To take a Science degree, in fact any degree, with the notion that you should only take those subjects is – I feel – to miss out on a truly amazing opportunity.
Under my degree, we didn’t have any such requirements. But in first year, I took two History and Philosophy of Science [HPS] subjects. It was perhaps the best decision I ever made. One subject in particular was perhaps the best subject I did in my degree, taught by one of the most revered lecturers at The University of Melbourne. He retired that year, and the turn out to his last Science, Philosophy and History lecturer was phenomenal: people were crowding the hallway to hear it.
I was amazed. I was inspired. I had to find out more.

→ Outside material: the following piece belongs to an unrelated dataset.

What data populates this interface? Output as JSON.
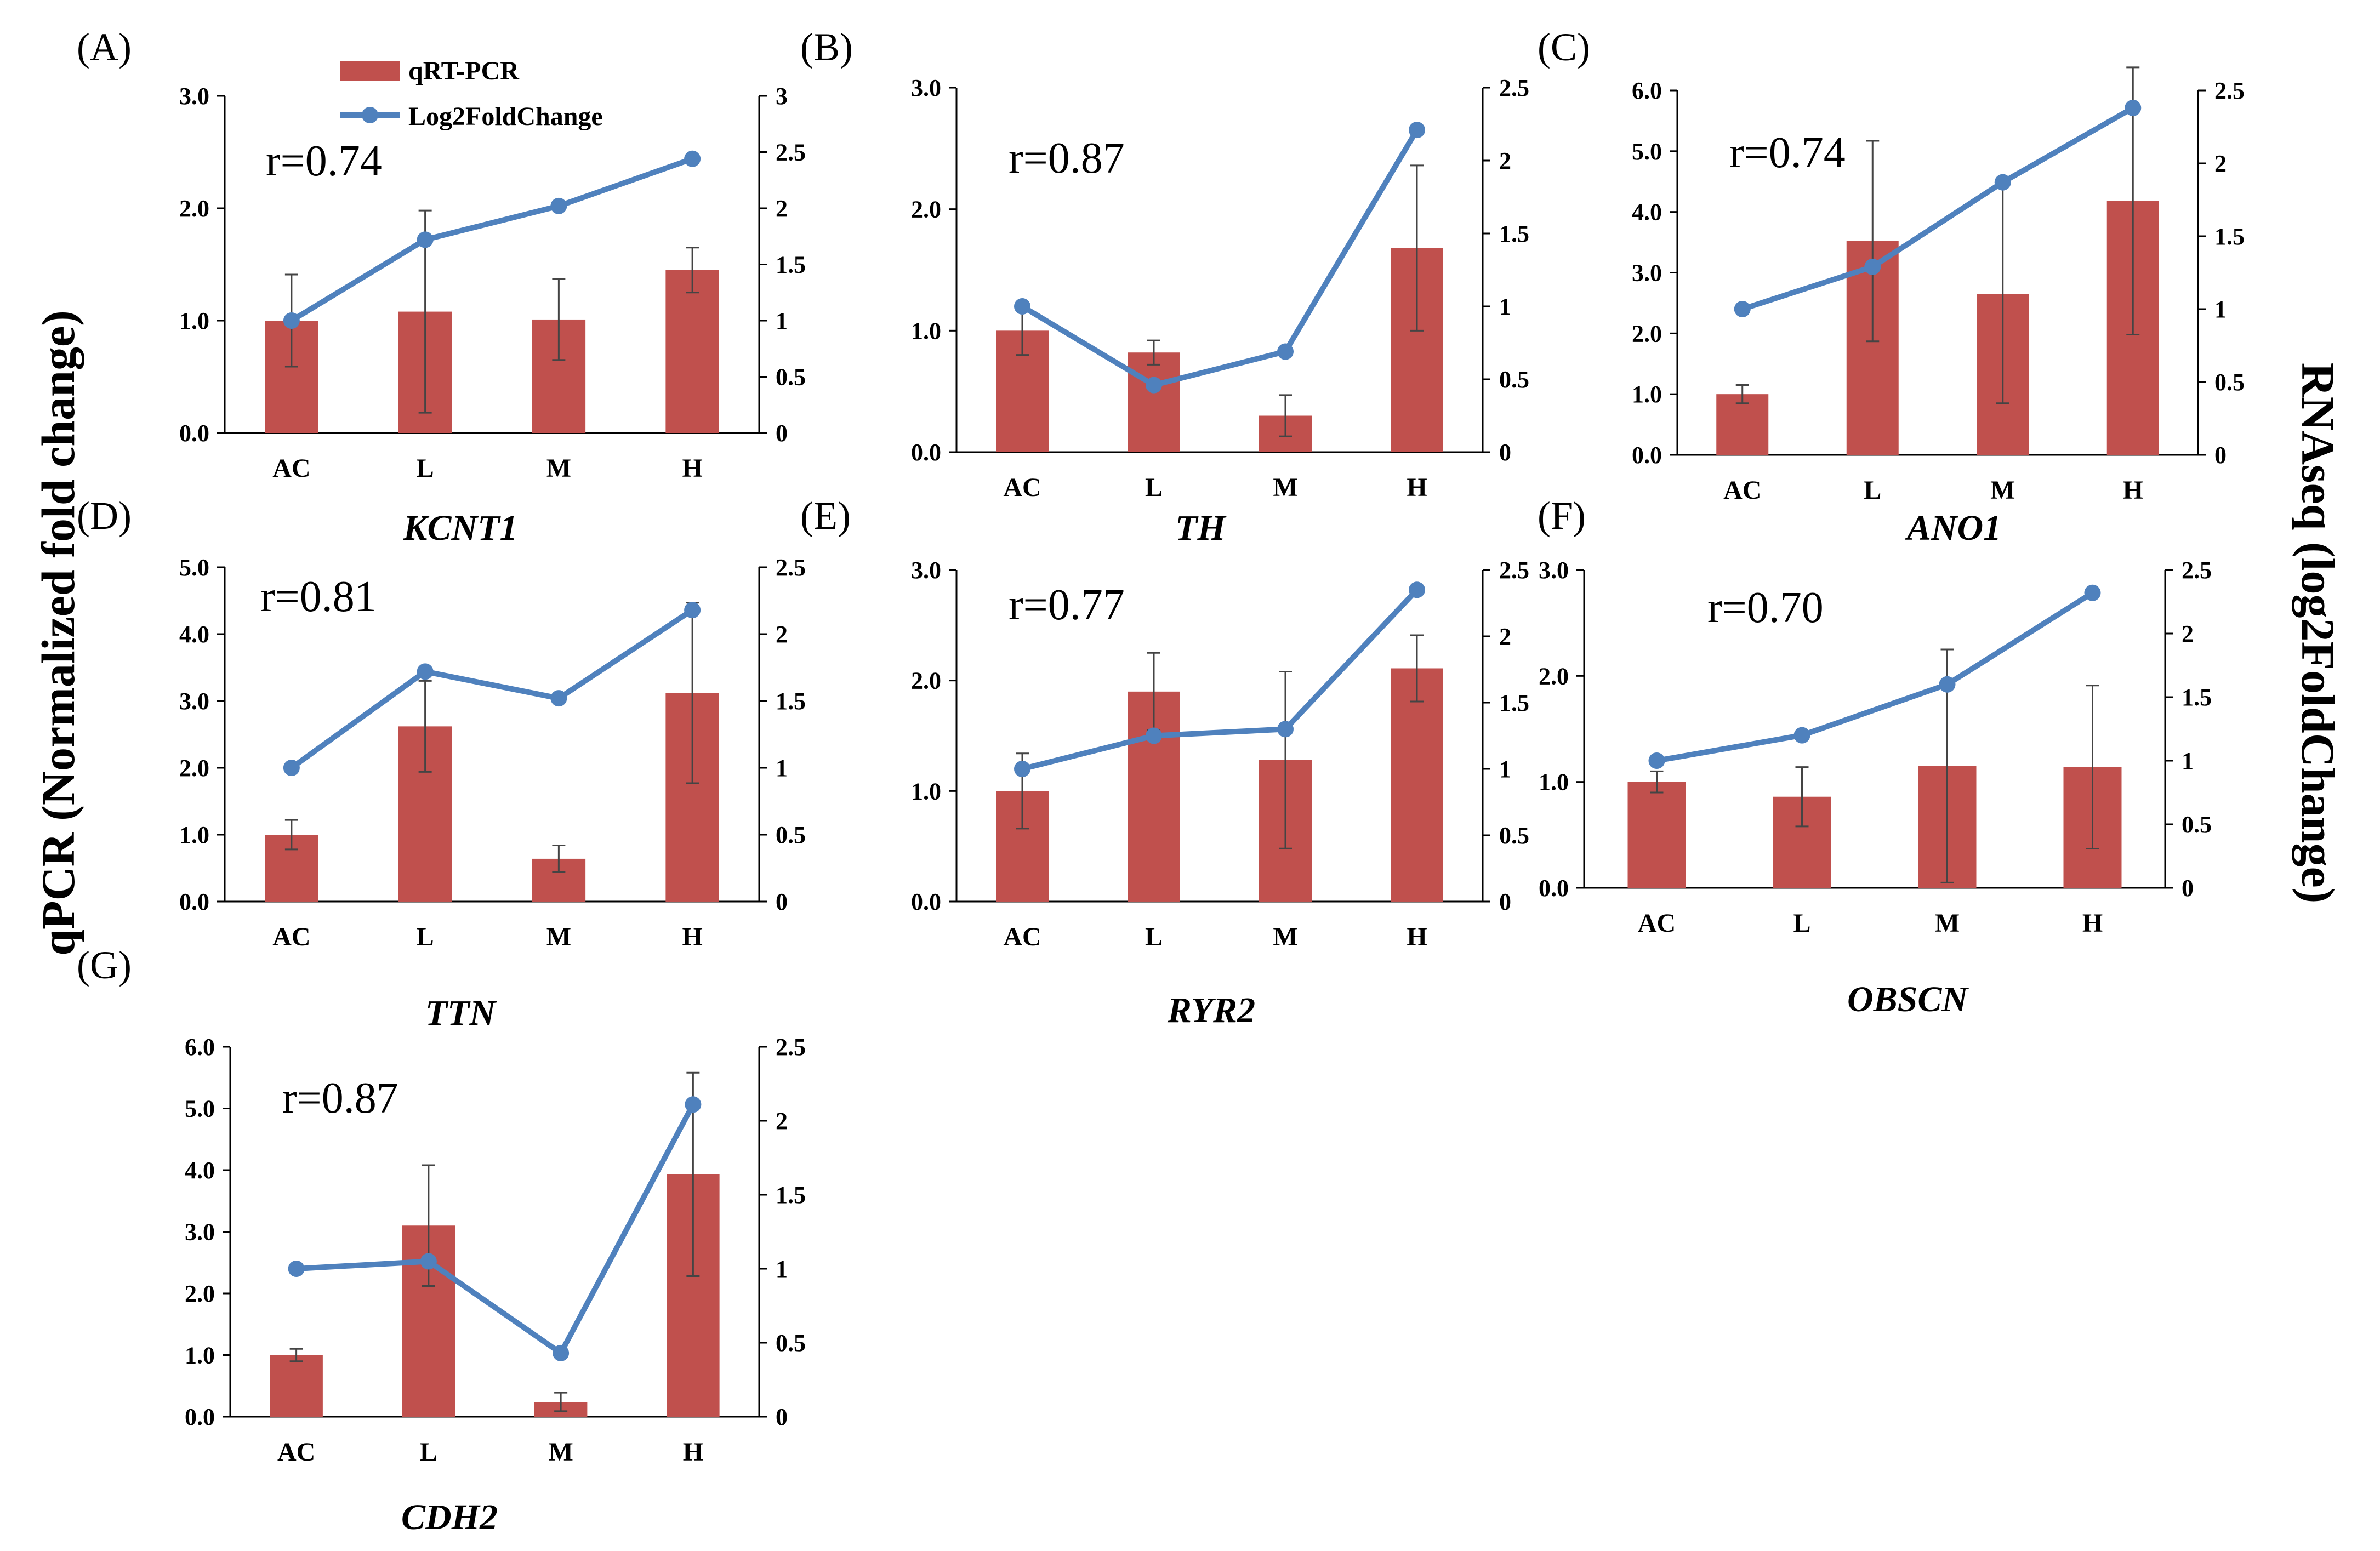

So I continued taking HPS subjects: I believed that in order to use science, to be a scientist and to move forward within science, I ought to know where we’d come from.
But more than that, I loved the classes. So much I ended up co-majoring in HPS. Like any faculty, a few of the subjects were so-so. But many of them were the most rewarding subjects I ever had the pleasure of taking. HPS was called the hidden secret of The University of Melbourne. I quickly understood why.
What’s more, it was something entirely different from my other classes. The assessment was different, too. Essays rather than exams. Tutorials of philosophising, rather than calculations. It made my brain tick in an entirely different manner. Not to mention that, without HPS, my essay writing skills would have atrophied by the time they were finally called upon again in my 3rd year Science subjects.
It changed me as a scientist. It’s amazing how many misconceptions I hear on a daily basis about science and science history from scientists and non-scientists alike – even academics. I can recount several occasions when I was sitting in a lecture silently glad for what HPS gave me as I listened to some incorrect account of the Trial of Galileo, or of Darwin’s apparent ‘eureka’ moments. Without it, I wouldn’t have the knowledge, nor the skills to critically analyse what I was exposed to.
Breadth may or may not teach you any subject matter that you think you will use in your career. But it will teach you to think in a whole new manner. It will expose you to another way of learning and another way of thinking. Something that you will use in whatever career you pursue.
So whether you go to Melbourne University or not, I urge you to take that bull by the horns. There’s plenty of time to specialise in post-grad. Embrace the opportunity for all it’s worth: take subjects that sound fun, that interest you purely for the subject matter, not because it’s a prerequisite to something else.
It may just be one of the best things you ever do in your undergraduate life.